There is another legend. The place where a New forest was planted was always considered "bad". They say that long before William the Conqueror, evil pixie creatures lived here, which caused people a lot of trouble. So, it was a pleasure for these insidious monsters to let a poisoned arrow into a person who wandered here, from which the poor fellow began to convulse or his arms and legs refused. It was possible to cure this ailment only with the help of a special drug, the secret of which was not known to every village healer.

They say that it was these inhabitants of the "bad" place who helped the oaks, brought here by order of the Conqueror, to take root, because they liked his idea.

However, the main evil of the New Forest for many centuries was considered the goblin Lawrence, the guardian of the local thicket. The favorite entertainment of this "shaggy devil" was the following joke. Taking the form of a horse or a man, Lawrence lured an unsuspecting passerby into the swamp, where he left him for certain death. Also, sometimes he turned a hunter or a woodcutter working in the forest into an invisible person, after which he laughed loudly, looking at the sufferings of the unfortunate.

In Hampshire, the name of the hooligan-leshy, whose pranks did not please the local peasants at all, even became a household name. So, about a person laughing for no apparent reason, they say:

"He's been possessed by Lawrence."

And yet the main attraction of the New Forest is its ghosts. People believe that there are a great many of them living here among the ancient trees. On stormy nights, ghostly entities get out of the forest thicket, laugh terribly, rage, swing on the branches of trees, and then fly all over the neighborhood.

But, unlike King Rufus, basically all the ghosts are nameless, and only one of them is well known to the locals. Or rather, one is the witch Mary Dor, who at the end of the XVII century lived near the village of Bewley, located next to the forest. They say that this lady so spoiled relations with her neighbors that none of them wanted to pay for the funeral of the sorceress when she died.

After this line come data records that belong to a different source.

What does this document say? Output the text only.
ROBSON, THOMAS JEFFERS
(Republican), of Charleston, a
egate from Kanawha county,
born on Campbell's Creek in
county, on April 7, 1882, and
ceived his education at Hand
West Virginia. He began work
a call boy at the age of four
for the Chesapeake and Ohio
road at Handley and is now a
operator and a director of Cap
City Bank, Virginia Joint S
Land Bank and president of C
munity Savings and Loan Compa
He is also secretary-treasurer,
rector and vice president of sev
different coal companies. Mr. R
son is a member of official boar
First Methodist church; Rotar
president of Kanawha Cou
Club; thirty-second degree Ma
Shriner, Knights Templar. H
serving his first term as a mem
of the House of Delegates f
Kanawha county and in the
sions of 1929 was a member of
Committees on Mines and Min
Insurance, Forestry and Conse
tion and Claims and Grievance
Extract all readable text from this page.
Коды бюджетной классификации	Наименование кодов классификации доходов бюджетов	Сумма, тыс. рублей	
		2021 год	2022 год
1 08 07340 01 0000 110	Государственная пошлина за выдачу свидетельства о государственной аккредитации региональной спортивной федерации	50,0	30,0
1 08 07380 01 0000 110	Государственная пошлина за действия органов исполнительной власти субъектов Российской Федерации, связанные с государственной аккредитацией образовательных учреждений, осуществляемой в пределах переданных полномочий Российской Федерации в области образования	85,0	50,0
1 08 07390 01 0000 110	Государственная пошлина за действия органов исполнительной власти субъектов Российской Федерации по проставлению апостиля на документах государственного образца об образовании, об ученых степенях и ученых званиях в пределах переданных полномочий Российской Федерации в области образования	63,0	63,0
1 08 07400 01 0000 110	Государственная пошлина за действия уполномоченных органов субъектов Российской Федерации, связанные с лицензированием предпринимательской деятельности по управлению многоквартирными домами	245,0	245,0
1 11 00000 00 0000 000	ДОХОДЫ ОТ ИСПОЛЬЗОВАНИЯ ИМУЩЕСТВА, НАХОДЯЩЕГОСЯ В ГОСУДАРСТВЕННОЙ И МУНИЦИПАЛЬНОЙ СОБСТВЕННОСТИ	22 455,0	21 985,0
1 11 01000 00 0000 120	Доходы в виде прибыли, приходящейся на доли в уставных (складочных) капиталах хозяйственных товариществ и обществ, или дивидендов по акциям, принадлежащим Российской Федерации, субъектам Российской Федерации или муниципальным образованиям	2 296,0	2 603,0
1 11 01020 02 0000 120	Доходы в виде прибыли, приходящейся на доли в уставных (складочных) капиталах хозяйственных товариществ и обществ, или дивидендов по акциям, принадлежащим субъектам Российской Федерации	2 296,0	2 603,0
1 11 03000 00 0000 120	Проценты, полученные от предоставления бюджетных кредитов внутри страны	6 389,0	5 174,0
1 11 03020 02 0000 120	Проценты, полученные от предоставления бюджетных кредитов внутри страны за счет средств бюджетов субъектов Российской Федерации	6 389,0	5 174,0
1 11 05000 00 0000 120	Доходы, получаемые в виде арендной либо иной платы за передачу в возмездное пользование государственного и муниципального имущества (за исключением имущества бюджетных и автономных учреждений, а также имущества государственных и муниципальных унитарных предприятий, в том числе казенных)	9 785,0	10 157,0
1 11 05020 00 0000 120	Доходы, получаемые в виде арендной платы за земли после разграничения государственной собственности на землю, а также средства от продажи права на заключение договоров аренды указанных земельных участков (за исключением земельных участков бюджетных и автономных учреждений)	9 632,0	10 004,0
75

Since then, she has been wandering through the forest as a disembodied ghost, guessing the case to take revenge on the offenders.

Since the end of the XVI century, on moonlit nights in the New Forest, you can see a procession of ghostly monks coming out of the trees, moving towards the cemetery of the town of Brimora, located nearby. After wandering here for some time among the graves, the humble monks return back. Locals believe that this frightening walk is made by the brothers of the Abbey of Beauly, who died during the Reformation.